The remains of a bench

Many expeditions were carried out in order to find the remains of the Titanic. Probably the most notable one took place in September 1985 where the main pieces of the ship were found. Among those remains was a bonze piece of a bench from the ship that was lying deep down in the ocean. By looking at this deck bench, you can really see the architectural details that were made that gave the whole architecture a luxurious feel.


The survivors

Once the news of what happened broke out and reached the rescuers, a liner named Carpathia arrived at the horrific scene and took on board around 700 passengers. Not all of the ‘lucky’ ones made it to the boat, but those who survived used the lifeboats to row towards the ship. Carpathia later conveyed the survivals to New York, which was Titanic’s destination to begin with.


Keeping them warm

The 700 survivors that were rescued by Carpathia, were extremely cold as you can imagine and some were even suffering from hypothermia, stress and trauma. The crew on the rescue liner provided them with warm clothing and blankets to keep them warm. This picture was taken on board by a passenger on the ocean liner, and it’s definitely heartwarming to look at.


Room for one more

This picture shows a pretty rough reality of what really happened at sea, while the passengers were taken on the lifeboats, there were the unlucky ones who didn’t make it. In the movie it’s very clear to see the understandable stress they were found in and the families struggling to get their kids and women on those life-saving boats, so to see this particular boat that clearly has more room to accommodate more passengers, gets you wondering what really happened there.


The worst of times

We’ve mentioned the iconic staircase earlier, and what an important role it had in portraying the wealth and the overall atmosphere that was found in the ship.
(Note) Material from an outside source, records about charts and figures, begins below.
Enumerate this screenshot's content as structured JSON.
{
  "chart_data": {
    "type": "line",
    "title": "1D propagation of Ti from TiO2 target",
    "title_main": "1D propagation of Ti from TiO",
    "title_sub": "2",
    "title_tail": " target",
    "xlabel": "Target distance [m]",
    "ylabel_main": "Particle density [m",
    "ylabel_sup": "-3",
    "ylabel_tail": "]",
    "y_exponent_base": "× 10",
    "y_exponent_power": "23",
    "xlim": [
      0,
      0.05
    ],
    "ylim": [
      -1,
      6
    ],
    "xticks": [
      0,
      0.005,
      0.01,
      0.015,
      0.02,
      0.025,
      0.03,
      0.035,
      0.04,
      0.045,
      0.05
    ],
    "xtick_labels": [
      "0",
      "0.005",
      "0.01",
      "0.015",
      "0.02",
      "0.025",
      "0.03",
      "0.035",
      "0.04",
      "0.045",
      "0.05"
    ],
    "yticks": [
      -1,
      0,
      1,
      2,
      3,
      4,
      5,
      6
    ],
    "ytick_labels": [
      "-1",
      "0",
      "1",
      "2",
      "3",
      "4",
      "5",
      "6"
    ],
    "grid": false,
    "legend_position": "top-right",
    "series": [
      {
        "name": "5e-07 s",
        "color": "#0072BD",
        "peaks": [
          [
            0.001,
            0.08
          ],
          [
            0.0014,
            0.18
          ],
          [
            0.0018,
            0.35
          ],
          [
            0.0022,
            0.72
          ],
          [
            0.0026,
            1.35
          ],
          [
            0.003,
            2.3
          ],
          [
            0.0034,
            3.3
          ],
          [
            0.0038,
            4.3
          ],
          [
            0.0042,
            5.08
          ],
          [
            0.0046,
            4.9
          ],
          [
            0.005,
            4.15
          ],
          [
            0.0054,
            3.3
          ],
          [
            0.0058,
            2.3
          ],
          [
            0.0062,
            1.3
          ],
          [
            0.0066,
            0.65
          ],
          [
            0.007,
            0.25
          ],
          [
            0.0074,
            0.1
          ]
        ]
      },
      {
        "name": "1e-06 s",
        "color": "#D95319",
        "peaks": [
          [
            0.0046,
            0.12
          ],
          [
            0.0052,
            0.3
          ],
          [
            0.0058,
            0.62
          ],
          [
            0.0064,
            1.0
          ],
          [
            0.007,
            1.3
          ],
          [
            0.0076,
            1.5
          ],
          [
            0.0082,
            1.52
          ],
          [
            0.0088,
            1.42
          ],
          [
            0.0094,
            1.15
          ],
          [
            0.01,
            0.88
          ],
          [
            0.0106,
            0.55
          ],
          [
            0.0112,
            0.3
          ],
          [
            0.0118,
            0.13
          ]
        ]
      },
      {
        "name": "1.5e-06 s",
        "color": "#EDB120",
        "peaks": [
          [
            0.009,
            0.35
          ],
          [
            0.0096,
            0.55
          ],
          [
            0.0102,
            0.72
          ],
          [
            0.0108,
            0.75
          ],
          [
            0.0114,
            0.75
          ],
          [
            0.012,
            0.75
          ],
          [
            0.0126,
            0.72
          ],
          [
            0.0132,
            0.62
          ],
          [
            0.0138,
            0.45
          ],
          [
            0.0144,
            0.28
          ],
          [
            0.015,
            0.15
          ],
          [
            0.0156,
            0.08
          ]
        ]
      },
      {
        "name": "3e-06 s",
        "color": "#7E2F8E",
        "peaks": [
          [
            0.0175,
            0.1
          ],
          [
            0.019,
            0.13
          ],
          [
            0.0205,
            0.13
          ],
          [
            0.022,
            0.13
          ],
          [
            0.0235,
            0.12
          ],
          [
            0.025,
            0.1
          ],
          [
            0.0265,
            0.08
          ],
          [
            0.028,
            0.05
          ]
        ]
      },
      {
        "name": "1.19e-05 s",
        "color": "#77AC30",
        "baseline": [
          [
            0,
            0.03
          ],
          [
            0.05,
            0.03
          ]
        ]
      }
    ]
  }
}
In addition, the staircase plays a big role in the film, and it has almost become a very crucial part of the storyline. This picture is heartbreaking in so many ways, it shows the staircase in wreckage after the broke free. If these stairs could talk.


The list

If there is one thing family members dread is that horrible deadly list of the people who survived a disaster, or on the contrary, those who didn’t make it. In this photo you can see family members looking at the survivor list in Southampton, outside the White Star Line offices, to check if their loved ones survived or not. If we could only see the expression on their faces.


Thomson Beattie

This is just one story of thousand others that gives an insight of what happened to the people on board, those who survived and those didn’t. Thomson Beattie was a passenger from the first class, whose body was found a month after the sinking when the lifeboat he was on was discovered hundreds of miles from where the ship sank. Beattie was still in his dinner jacket when his body was found along with the bodies of a sailor and a fireman.


Spread the word

It’s hard to imagine, but there were times when social media, television nor any other forms of modern media were around, and the only way to spread the news was through print media. Spreading The News. This picture shows how the horrible news were spread around the city of what had happened just a few days earlier. You could easily say that these days, with all the different media outlets, the news are spread much faster, in fact, instantaneously.


The wreck

This is probably the most famous picture of the wreck of the famous ship from when it was discovered in 1985, 13,000 feet at the bottom of the ocean. This beauty just seems so calm just sitting there. This is just one piece of this tragic puzzle. After many failed attempts to discover the lost remains, Robert Ballard and his team finally found some of the main parts with a technology called Argo. There is np doubt that this is historical treasure that if it could just talk, it would have told the most magnificent stories from the luxurious ship.